Bangui met fin par la loi au monopole d'importation détenu depuis 2023 par une entreprise camerounaise.

L'Assemblée nationale centrafricaine a adopté un texte qui rouvre le marché de l'importation des produits pétroliers, jusqu'ici verrouillé par un seul opérateur. Une réforme suivie avec attention dans toute la sous-région, où la question de l'approvisionnement en carburant reste sensible.

Camion-citerne stationné près de cuves de stockage de carburant
L'importation des produits pétroliers en Centrafrique, jusqu'ici réservée à un seul opérateur, doit s'ouvrir à de nouveaux acteurs.

Un monopole qui prend fin

Depuis 2023, une seule entreprise, la camerounaise Neptune, détenait l'exclusivité de l'importation des produits pétroliers en République centrafricaine. Selon des informations concordantes, les députés centrafricains viennent d'adopter une loi qui rebat les cartes : elle permet à d'autres acteurs de solliciter à nouveau leur agrément d'importateur, mettant ainsi fin à une situation de position dominante contestée depuis plusieurs années.

Avant l'instauration de ce monopole, plusieurs sociétés se partageaient le marché centrafricain, parmi lesquelles Tomoil (ex-Total), Tradex et Tristar. Leur retour, ou celui de nouveaux opérateurs, dépendra désormais des agréments délivrés dans le cadre du nouveau texte.

Une obligation de traçabilité

Le texte voté à Bangui impose une règle commune à tous les importateurs : chaque cargaison de carburant devra transiter par un dépôt sous douane avant sa mise sur le marché. Cette obligation de passage douanier vise, selon les informations disponibles, à garantir un meilleur contrôle des volumes importés et à limiter les risques de fraude, une préoccupation classique dans un secteur où la traçabilité des flux pétroliers conditionne à la fois les recettes fiscales et la sécurité des approvisionnements.

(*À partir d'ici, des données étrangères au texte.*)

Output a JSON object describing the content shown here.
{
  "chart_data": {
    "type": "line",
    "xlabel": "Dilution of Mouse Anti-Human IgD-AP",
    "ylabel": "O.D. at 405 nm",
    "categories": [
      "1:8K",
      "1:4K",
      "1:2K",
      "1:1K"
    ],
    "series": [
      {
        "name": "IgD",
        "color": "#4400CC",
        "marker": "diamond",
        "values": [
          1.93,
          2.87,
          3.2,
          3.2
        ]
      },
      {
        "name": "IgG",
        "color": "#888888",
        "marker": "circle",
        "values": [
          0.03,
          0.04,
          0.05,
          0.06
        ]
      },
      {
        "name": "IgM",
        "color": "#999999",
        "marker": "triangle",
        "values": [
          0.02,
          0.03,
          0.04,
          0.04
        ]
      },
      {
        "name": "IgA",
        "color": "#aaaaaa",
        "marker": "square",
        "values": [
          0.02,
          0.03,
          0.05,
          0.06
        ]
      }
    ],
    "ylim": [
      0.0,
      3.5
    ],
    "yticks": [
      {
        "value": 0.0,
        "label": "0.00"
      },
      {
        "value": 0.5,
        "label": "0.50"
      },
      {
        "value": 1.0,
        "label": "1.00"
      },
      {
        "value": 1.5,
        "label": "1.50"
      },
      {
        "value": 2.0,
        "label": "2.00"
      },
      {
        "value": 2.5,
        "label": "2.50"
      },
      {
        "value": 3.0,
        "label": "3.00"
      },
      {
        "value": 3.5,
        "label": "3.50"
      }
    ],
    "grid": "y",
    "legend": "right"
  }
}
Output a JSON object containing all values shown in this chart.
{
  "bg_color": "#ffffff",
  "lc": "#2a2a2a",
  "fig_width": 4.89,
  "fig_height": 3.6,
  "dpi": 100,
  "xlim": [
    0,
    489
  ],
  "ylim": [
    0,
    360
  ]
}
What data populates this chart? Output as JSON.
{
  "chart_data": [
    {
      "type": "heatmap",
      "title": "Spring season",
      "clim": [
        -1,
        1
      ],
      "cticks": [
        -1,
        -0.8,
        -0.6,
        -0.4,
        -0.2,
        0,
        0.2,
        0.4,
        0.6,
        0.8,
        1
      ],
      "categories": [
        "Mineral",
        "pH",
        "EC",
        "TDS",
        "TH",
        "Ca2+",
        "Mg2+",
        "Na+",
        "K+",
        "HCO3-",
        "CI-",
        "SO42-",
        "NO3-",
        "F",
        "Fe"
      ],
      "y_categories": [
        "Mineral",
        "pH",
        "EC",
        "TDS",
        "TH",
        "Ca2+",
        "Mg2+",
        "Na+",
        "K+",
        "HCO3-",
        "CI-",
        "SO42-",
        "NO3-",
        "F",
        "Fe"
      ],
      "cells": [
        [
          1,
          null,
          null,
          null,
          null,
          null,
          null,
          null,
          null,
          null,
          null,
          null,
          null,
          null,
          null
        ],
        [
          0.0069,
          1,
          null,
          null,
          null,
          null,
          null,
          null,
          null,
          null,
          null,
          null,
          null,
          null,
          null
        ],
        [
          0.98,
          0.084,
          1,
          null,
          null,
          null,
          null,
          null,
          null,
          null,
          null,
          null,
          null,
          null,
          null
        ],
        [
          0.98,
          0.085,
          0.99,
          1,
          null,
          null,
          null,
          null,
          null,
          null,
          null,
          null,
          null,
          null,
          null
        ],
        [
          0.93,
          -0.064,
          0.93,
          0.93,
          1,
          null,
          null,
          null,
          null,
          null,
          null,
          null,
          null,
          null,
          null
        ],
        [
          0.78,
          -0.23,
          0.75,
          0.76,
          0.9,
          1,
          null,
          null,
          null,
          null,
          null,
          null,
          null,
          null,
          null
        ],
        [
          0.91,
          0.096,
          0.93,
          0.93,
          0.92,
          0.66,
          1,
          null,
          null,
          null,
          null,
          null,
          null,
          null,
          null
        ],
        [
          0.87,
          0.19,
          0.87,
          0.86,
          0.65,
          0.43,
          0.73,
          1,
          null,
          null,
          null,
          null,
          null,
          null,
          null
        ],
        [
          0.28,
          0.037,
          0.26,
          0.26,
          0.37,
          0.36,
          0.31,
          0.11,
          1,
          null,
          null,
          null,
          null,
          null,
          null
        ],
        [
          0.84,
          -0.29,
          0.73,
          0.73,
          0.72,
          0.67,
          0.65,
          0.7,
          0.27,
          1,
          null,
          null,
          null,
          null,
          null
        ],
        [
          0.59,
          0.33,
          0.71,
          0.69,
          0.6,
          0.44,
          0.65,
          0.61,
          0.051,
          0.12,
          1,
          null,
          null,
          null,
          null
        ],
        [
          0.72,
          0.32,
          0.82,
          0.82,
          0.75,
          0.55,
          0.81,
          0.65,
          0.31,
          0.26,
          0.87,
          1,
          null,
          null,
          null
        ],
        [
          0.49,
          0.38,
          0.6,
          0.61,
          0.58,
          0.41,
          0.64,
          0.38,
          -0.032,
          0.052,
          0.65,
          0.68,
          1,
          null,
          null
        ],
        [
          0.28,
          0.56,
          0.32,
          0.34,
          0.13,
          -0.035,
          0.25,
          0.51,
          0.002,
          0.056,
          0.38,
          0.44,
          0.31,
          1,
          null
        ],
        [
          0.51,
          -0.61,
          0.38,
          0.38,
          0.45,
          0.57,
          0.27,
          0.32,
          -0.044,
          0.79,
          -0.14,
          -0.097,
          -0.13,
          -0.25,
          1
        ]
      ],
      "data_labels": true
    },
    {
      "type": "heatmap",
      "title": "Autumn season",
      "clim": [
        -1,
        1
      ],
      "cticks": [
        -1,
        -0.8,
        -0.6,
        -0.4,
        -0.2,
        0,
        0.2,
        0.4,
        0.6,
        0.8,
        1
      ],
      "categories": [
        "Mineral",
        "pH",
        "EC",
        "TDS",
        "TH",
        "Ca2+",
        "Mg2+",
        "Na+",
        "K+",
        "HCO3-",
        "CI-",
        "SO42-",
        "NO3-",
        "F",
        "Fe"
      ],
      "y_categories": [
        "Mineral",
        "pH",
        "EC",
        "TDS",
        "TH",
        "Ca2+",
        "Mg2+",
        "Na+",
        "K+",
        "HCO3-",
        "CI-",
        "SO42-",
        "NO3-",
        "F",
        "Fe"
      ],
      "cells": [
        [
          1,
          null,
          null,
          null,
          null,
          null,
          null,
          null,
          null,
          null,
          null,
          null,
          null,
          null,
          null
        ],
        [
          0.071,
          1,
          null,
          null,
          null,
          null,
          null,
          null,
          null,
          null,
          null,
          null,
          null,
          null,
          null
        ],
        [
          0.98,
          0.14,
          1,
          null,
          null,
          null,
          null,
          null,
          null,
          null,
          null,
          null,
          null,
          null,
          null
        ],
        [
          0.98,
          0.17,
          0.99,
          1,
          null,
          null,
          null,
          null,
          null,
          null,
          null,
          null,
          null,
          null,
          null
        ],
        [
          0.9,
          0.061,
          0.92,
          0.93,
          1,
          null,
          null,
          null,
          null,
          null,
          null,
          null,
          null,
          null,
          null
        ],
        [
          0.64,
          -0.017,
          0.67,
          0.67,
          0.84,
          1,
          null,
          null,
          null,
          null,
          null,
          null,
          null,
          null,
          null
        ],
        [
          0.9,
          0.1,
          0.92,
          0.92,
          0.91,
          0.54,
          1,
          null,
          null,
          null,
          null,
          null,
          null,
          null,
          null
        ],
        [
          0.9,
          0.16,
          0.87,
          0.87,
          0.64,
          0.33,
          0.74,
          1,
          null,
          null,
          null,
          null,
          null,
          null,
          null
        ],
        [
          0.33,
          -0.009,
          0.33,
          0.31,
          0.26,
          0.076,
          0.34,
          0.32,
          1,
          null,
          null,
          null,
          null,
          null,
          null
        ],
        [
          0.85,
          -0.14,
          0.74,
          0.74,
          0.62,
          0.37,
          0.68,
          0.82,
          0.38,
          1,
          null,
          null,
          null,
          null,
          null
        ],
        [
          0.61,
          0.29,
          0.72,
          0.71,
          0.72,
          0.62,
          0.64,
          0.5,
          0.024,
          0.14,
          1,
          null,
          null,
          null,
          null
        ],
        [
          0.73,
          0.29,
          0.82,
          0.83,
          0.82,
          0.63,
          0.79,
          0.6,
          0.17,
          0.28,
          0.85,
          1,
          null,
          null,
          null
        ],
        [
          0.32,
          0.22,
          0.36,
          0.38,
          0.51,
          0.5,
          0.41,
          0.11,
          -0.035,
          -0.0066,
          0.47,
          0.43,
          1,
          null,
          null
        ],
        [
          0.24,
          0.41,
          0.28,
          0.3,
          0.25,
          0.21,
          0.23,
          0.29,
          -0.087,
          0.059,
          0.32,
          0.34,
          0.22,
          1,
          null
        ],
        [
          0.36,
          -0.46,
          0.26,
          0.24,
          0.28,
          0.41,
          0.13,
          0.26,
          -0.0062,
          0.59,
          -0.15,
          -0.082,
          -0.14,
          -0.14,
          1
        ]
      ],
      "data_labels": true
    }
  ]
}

Un signal pour la sous-région

Cette réforme centrafricaine résonne au-delà des frontières du pays. Dans plusieurs États de la zone CEMAC, dont le Gabon, la question de la diversité des opérateurs pétroliers et de la fluidité de l'approvisionnement en carburant reste un sujet suivi de près par les autorités comme par les consommateurs, la dépendance à un nombre restreint d'importateurs pouvant peser sur les prix et sur la régularité des livraisons.

Il convient toutefois de rester prudent sur la portée exacte de ce texte : à ce stade, une seule source documente cette adoption, et les modalités concrètes de mise en œuvre — délais d'agrément, conditions imposées aux nouveaux entrants, sort réservé à Neptune — restent à préciser dans les prochaines semaines, à mesure que les décrets d'application seront publiés.